Complex functional materials and devices sit in a regime mainstream ML-for-science rarely touches: the systems are complicated, every data point is expensive, and there is no database or benchmark to start from. That regime is what my research targets, with an AI co-scientist stack running from hypothesis generation through device digital twins to physical validation.
Public databases and benchmarks cover a thin slice of materials science: mostly single crystals, small molecules, idealized surfaces. The systems I work on (FET sensors, membranes, electrocatalytic assemblies) are multi-component and strongly coupled across scales, and one data point can cost days of synthesis and testing. The big data is not coming. So I design AI systems that work the way experimentalists do: pull priors from the literature, build physics-constrained surrogates, and spend the experimental budget where it counts.

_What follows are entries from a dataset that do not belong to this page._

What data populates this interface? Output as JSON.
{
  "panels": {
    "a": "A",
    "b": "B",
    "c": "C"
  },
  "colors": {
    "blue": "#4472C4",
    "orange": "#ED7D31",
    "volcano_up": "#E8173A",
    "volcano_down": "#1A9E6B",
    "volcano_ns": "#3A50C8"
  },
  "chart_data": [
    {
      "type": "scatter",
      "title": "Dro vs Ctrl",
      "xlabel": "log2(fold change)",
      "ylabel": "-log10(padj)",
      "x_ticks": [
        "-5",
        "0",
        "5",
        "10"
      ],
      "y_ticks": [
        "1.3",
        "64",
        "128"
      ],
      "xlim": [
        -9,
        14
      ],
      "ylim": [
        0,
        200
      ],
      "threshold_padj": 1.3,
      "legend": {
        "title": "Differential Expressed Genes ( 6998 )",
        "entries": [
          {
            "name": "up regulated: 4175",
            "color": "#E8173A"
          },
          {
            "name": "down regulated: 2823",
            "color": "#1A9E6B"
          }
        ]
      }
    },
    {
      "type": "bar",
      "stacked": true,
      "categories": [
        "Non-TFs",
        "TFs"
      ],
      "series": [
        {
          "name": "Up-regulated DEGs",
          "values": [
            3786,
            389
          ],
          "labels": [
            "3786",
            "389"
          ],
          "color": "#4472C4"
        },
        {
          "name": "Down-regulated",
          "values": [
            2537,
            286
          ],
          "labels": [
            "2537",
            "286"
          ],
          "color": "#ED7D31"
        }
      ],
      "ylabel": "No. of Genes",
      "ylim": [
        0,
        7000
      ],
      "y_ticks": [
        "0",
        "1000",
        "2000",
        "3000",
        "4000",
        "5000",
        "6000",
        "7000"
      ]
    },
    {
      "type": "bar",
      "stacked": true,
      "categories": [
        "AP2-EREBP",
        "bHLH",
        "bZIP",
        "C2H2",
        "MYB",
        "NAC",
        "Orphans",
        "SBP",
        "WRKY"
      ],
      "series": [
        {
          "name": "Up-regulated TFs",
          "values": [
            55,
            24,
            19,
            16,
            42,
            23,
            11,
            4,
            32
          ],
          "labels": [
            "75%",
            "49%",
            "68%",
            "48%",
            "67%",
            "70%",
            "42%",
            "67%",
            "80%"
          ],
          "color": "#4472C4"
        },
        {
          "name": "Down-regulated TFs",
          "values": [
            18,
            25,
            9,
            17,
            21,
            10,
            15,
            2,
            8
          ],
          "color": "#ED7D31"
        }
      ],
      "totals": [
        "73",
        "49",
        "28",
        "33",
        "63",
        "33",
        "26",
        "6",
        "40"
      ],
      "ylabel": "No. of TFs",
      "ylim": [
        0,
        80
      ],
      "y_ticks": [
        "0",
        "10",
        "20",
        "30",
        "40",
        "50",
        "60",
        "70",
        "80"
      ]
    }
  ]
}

Text: an agentic pipeline, prompt-optimized with TextGrad, extracts structured knowledge graphs from raw publication corpora (21.8% BLEU improvement in knowledge extraction). Twin: a graph neural network that knows the device topology, trained as a digital twin of the coupled material–device system; on FET sensors it predicts sensitivity with 92.3% accuracy. Translation: the twin then screens 123.2 million PubChem compounds for out-of-distribution tasks such as PFAS-sensing probe design. Accepted at SIGKDD 2026 AI4Science; Spotlight Oral at ICLR 2026 AI4Mat.
Text
AI reads the literature and extracts structured device knowledge.
Twin
The full device context becomes a topology-aware graph.
Translation
The twin ranks new candidate materials and molecules.
The Twin is a message-passing GNN over the device topology graph: $$h_v^{(k+1)}=\phi\Big(h_v^{(k)},\ \bigoplus_{u\in\mathcal{N}(v)}\psi\big(h_v^{(k)},h_u^{(k)},e_{uv}\big)\Big)$$ where edges $e_{uv}$ encode physical couplings between material, channel, and electrode nodes.
Deep Tree of Research (DToR) is a hypothesis-generation engine, not a chat agent: a local-first RAG system with a tree-structured orchestrator that adaptively expands and prunes research branches for coverage, depth, and coherence. Benchmarked on 27 nanomaterials/device topics against 44 agent configurations, its reports achieved a ~79% mean pairwise win rate against commercial deep-research systems, while running entirely on in-house, consumer-level hardware with open-source LLMs.
RAPIDS is the atomistic validation engine of the stack. It benchmarks machine-learning interatomic potentials against DFT on 5,567 probe–target dimer interactions across 18 benchmarks; the result is that geometry, not the energy surface, drives the neutral MLIP–DFT gap. It is also packaged as a tool autonomous LLM agents can call for fast physical sanity checks. The last gate is the one I was trained for: nanomaterial synthesis, device fabrication, and electrochemical testing in the wet lab.
Not every candidate deserves full-cost validation. Drag the fidelity up and watch the field thin out.
Electrocatalysis
Accelerated discovery of OER/HER catalysts for clean hydrogen production.
Chemical Sensing
Neuromorphic approaches for FET sensor design and environmental monitoring.
Water & Environment
PFAS detection probes and AI-guided design of PFAS-selective membrane interfaces.